House Education and Labor Committee Approved Bill to Assist Struggling Multiemployer Pension Plans

House Representatives are working on a solution to assist multiemployer pension plans that are under-funded.  H.R. 397, the Rehabilitation for Multiemployer Pensions Act (also known as the Butch Lewis Act), is a bipartisan pension reform bill that would create a federal loan program for struggling multiemployer plans, to improve the plans’ prospects for paying participants and beneficiaries in the years to come.

The Butch Lewis Act would establish the Pension Rehabilitation Administration and a related trust fund within the Treasury Department.  The Pension Rehabilitation Administration would then be empowered to make loans to multiemployer plans that are in “critical” and “declining” status and have been approved by Treasury to reduce benefits, or to plans that are already insolvent but not terminated.  Plans receiving such loans would not be able to increase benefits or bargain for reduced contribution rates during the term of the loan.

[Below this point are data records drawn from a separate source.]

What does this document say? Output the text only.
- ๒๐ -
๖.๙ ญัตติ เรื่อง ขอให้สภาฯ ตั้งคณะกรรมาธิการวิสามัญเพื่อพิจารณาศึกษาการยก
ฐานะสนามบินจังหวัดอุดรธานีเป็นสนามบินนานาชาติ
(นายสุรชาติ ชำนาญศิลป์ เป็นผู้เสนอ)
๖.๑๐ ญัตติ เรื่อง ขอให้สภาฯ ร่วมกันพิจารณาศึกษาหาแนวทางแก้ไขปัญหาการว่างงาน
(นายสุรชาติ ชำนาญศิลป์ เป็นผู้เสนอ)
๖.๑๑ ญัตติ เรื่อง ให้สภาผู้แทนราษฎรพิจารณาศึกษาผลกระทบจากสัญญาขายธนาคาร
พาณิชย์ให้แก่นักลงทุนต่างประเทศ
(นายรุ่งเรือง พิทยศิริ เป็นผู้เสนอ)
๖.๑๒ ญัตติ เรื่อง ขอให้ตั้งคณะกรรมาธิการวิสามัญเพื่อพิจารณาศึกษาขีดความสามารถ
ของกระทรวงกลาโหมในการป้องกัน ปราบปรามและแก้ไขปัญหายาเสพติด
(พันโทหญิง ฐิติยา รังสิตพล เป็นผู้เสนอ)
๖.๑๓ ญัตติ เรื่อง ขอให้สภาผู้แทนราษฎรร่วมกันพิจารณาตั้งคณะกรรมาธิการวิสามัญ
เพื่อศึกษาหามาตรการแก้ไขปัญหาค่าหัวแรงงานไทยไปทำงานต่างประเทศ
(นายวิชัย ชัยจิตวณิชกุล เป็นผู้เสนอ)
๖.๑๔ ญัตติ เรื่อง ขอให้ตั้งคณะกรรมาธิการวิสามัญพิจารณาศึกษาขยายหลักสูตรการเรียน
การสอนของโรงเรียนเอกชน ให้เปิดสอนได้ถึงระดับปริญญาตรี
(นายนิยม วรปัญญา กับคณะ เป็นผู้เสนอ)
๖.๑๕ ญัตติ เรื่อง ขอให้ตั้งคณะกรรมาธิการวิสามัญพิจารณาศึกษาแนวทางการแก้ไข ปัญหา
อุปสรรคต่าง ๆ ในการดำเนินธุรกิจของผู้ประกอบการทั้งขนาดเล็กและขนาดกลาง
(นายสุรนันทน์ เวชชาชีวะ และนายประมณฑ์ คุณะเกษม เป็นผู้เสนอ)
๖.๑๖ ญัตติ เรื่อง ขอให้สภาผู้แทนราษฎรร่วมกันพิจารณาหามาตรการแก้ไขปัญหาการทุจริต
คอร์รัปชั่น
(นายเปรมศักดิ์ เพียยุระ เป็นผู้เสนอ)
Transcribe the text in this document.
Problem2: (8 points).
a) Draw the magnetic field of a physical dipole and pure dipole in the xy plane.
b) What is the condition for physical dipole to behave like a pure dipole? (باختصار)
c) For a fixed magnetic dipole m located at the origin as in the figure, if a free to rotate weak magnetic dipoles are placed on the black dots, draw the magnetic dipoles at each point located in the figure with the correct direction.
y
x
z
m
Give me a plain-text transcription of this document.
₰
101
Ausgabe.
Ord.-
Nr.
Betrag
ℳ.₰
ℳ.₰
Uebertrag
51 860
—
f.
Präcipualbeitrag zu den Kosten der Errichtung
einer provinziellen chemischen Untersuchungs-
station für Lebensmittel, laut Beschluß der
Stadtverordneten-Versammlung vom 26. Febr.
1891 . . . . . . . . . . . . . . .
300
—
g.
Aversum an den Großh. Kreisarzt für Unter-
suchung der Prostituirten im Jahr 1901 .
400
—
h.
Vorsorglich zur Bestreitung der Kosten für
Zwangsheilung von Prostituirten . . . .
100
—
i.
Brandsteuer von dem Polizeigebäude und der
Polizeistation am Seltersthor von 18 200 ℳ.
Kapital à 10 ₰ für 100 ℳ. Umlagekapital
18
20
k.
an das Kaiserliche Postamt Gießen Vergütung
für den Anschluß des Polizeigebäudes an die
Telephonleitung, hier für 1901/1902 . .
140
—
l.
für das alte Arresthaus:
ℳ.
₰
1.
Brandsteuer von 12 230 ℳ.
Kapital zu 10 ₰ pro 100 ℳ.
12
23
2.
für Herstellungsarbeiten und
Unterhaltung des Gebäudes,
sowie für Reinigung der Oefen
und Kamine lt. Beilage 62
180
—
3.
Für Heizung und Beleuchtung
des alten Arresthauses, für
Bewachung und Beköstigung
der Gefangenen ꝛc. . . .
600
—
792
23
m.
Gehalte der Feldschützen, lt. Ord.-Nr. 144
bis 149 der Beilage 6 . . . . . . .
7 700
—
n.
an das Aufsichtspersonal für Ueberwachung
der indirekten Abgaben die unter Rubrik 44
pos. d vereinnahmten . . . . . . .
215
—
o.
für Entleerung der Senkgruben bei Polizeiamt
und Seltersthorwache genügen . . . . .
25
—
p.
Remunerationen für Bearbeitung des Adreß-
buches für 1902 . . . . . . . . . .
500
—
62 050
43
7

The Treasury Department would fund the loan program by issuing bonds and transferring amounts equal to the bond proceeds to the trust fund established by the bill.  The Pension Rehabilitation Administration would use the funds to make loans, pay principal and interest on the bonds, and for administrative and operative expenses.  A plan receiving a Pension Rehabilitation Administration loan would still be able to apply to the PBGC for financial assistance if, after receiving the loan, the plan would still become (or remain) insolvent.

The bill was approved on June 11, 2019 by the House Education and Labor Committee, and will now go to the House Ways and Means Committee. No action on the bill has been scheduled in the Senate yet.